Baron Yoshimoto arrived at Lucca Comics & Games 2024 directly from Japan, with a cowboy shirt and an impeccable hairdo. Ha 83 years old and it does not show them. He started in the world of manga in 1959, and quickly became one of the most influential representatives of the genre. gekiga: comics aimed instead at adult readers and young workers with dramatic, noir, realistic stories, full of eros, violence and sadness. In Lucca, the manga sensei left his mark (literally) on the Walk of Fame in the largest Italian event dedicated to comics and manga.
Yoshimoto arrived in Italy this year (for the first time since his trip in the 1970s) with Coconino Press with a work that we haven’t published for a long time, but is so popular in Japan that it has created a saga of more than 9 thousand comic pages: The legends of Judoa story that follows several generations of a family of judokas, whose lives, loves and endeavors are intertwined in Japanese history from the Meiji period (1868-1912) to the 1970s.

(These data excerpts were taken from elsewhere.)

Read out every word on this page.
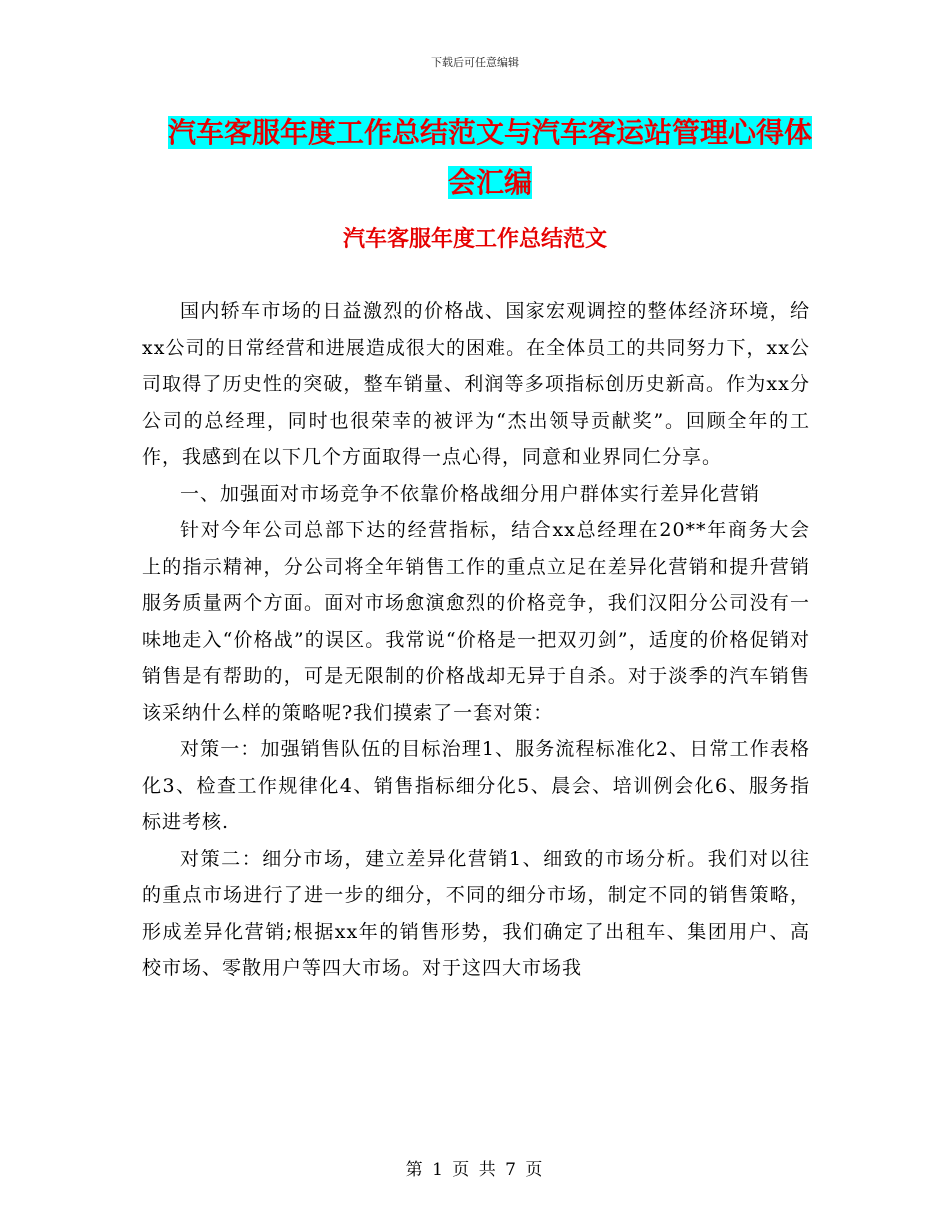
下载后可任意编辑
汽车客服年度工作总结范文与汽车客运站管理心得体
会汇编
汽车客服年度工作总结范文

国内轿车市场的日益激烈的价格战、国家宏观调控的整体经济环境，给xx公司的日常经营和进展造成很大的困难。在全体员工的共同努力下，xx公司取得了历史性的突破，整车销量、利润等多项指标创历史新高。作为xx分公司的总经理，同时也很荣幸的被评为“杰出领导贡献奖”。回顾全年的工作，我感到在以下几个方面取得一点心得，同意和业界同仁分享。

一、加强面对市场竞争不依靠价格战细分用户群体实行差异化营销

针对今年公司总部下达的经营指标，结合xx总经理在20**年商务大会上的指示精神，分公司将全年销售工作的重点立足在差异化营销和提升营销服务质量两个方面。面对市场愈演愈烈的价格竞争，我们汉阳分公司没有一味地走入“价格战”的误区。我常说“价格是一把双刃剑”，适度的价格促销对销售是有帮助的，可是无限制的价格战却无异于自杀。对于淡季的汽车销售该采纳什么样的策略呢?我们摸索了一套对策：

对策一：加强销售队伍的目标治理1、服务流程标准化2、日常工作表格化3、检查工作规律化4、销售指标细分化5、晨会、培训例会化6、服务指标进考核.

对策二：细分市场，建立差异化营销1、细致的市场分析。我们对以往的重点市场进行了进一步的细分，不同的细分市场，制定不同的销售策略，形成差异化营销;根据xx年的销售形势，我们确定了出租车、集团用户、高校市场、零散用户等四大市场。对于这四大市场我

第 1 页 共 7 页
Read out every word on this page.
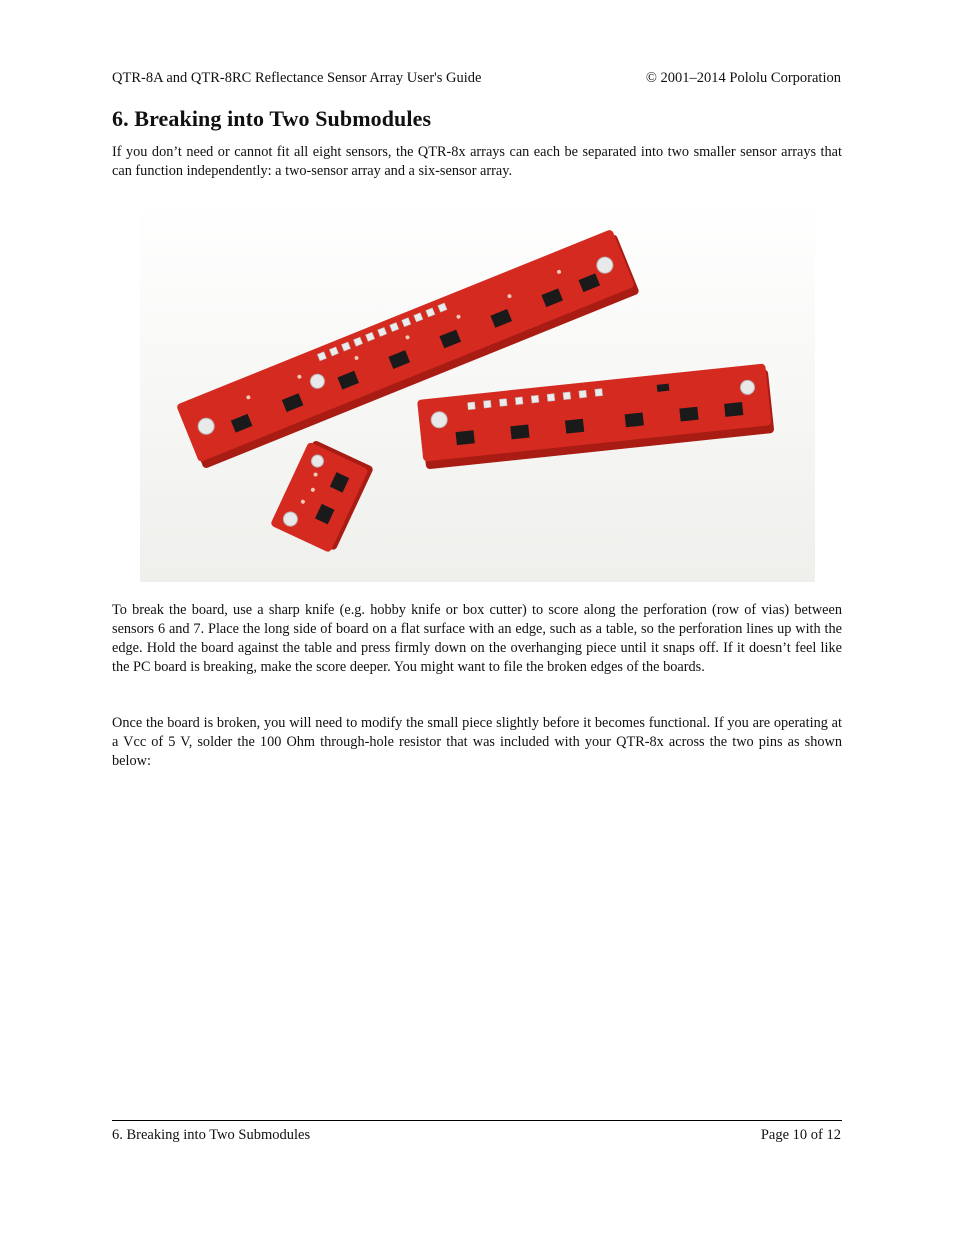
QTR-8A and QTR-8RC Reflectance Sensor Array User's Guide	© 2001–2014 Pololu Corporation
6. Breaking into Two Submodules

If you don’t need or cannot fit all eight sensors, the QTR-8x arrays can each be separated into two smaller sensor arrays that can function independently: a two-sensor array and a six-sensor array.

To break the board, use a sharp knife (e.g. hobby knife or box cutter) to score along the perforation (row of vias) between sensors 6 and 7. Place the long side of board on a flat surface with an edge, such as a table, so the perforation lines up with the edge. Hold the board against the table and press firmly down on the overhanging piece until it snaps off. If it doesn’t feel like the PC board is breaking, make the score deeper. You might want to file the broken edges of the boards.

Once the board is broken, you will need to modify the small piece slightly before it becomes functional. If you are operating at a Vcc of 5 V, solder the 100 Ohm through-hole resistor that was included with your QTR-8x across the two pins as shown below:

6. Breaking into Two Submodules	Page 10 of 12
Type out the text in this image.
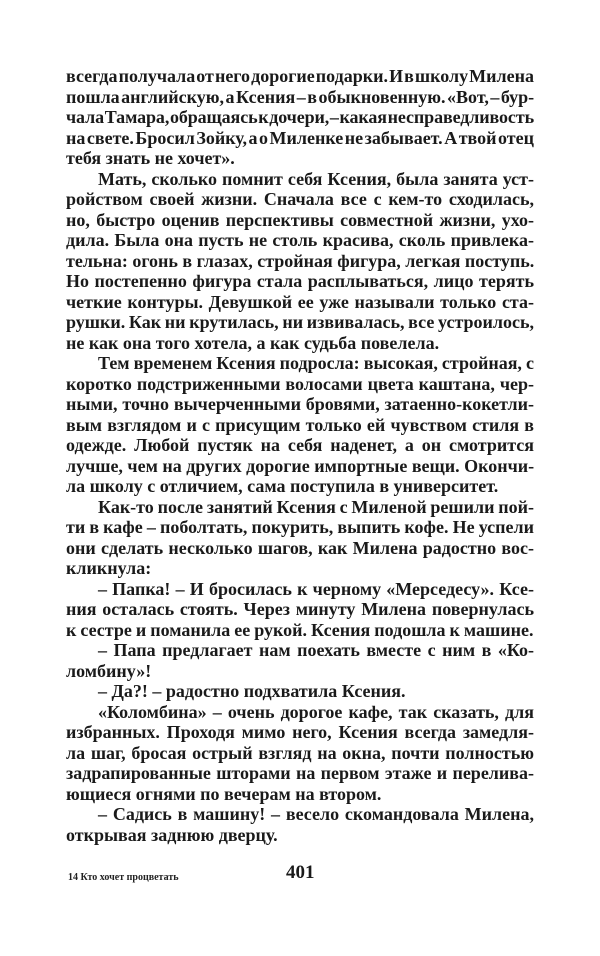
всегда получала от него дорогие подарки. И в школу Милена
пошла английскую, а Ксения – в обыкновенную. «Вот, – бур-
чала Тамара, обращаясь к дочери, – какая несправедливость
на свете. Бросил Зойку, а о Миленке не забывает. А твой отец
тебя знать не хочет».
Мать, сколько помнит себя Ксения, была занята уст-
ройством своей жизни. Сначала все с кем-то сходилась,
но, быстро оценив перспективы совместной жизни, ухо-
дила. Была она пусть не столь красива, сколь привлека-
тельна: огонь в глазах, стройная фигура, легкая поступь.
Но постепенно фигура стала расплываться, лицо терять
четкие контуры. Девушкой ее уже называли только ста-
рушки. Как ни крутилась, ни извивалась, все устроилось,
не как она того хотела, а как судьба повелела.
Тем временем Ксения подросла: высокая, стройная, с
коротко подстриженными волосами цвета каштана, чер-
ными, точно вычерченными бровями, затаенно-кокетли-
вым взглядом и с присущим только ей чувством стиля в
одежде. Любой пустяк на себя наденет, а он смотрится
лучше, чем на других дорогие импортные вещи. Окончи-
ла школу с отличием, сама поступила в университет.
Как-то после занятий Ксения с Миленой решили пой-
ти в кафе – поболтать, покурить, выпить кофе. Не успели
они сделать несколько шагов, как Милена радостно вос-
кликнула:
– Папка! – И бросилась к черному «Мерседесу». Ксе-
ния осталась стоять. Через минуту Милена повернулась
к сестре и поманила ее рукой. Ксения подошла к машине.
– Папа предлагает нам поехать вместе с ним в «Ко-
ломбину»!
– Да?! – радостно подхватила Ксения.
«Коломбина» – очень дорогое кафе, так сказать, для
избранных. Проходя мимо него, Ксения всегда замедля-
ла шаг, бросая острый взгляд на окна, почти полностью
задрапированные шторами на первом этаже и перелива-
ющиеся огнями по вечерам на втором.
– Садись в машину! – весело скомандовала Милена,
открывая заднюю дверцу.
14 Кто хочет процветать	401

“I am working The legends of Judo for more than 10 years, and among my manga this is the one I’ve been with the most“. This is what Baron Yoshimoto said when meeting the press at Lucca Comics & Games, which also goes back to the beginning of his own amazing career: “Start working as a mangaka it was not easyat a time when it was not a widespread or accepted profession. But I feel like it’s a life mission, and I’m lucky because I’ve met some editors who understand my needs, and let me continue my style.“.
Yoshimoto’s stories are powerful rooted of Japan, describing its peculiarities, vices, defects and virtues, and sketching portraits of unique characters (such as “judo masters”) as well as common people who find themselves for one reason or another on the fringes of society and live abnormal experiences, such as the anthology Seventeen **(J-Pop editions). It is surprising, then, to discover the breadth of sources of inspiration from which the mangaka has drawn over the course of his decades-long career. “I spent some time in the United States, where I read American comics, and I was taken to many films of the western genre”. A trend that can still be seen in the author’s clothing, as he himself lined up by showing himself suits sheriff style. “I also love the western macaroni Italian [così sono noti in Giappone gli spaghetti western, ndR]; but also Italian neorealism, like Bicycle thieveswhich is very popular in Japan. I like Giuliano Gemma, Franco Nero, Gian Maria Volonté. And most of all – the maestro laughed – I like it Claudia Cardinale“.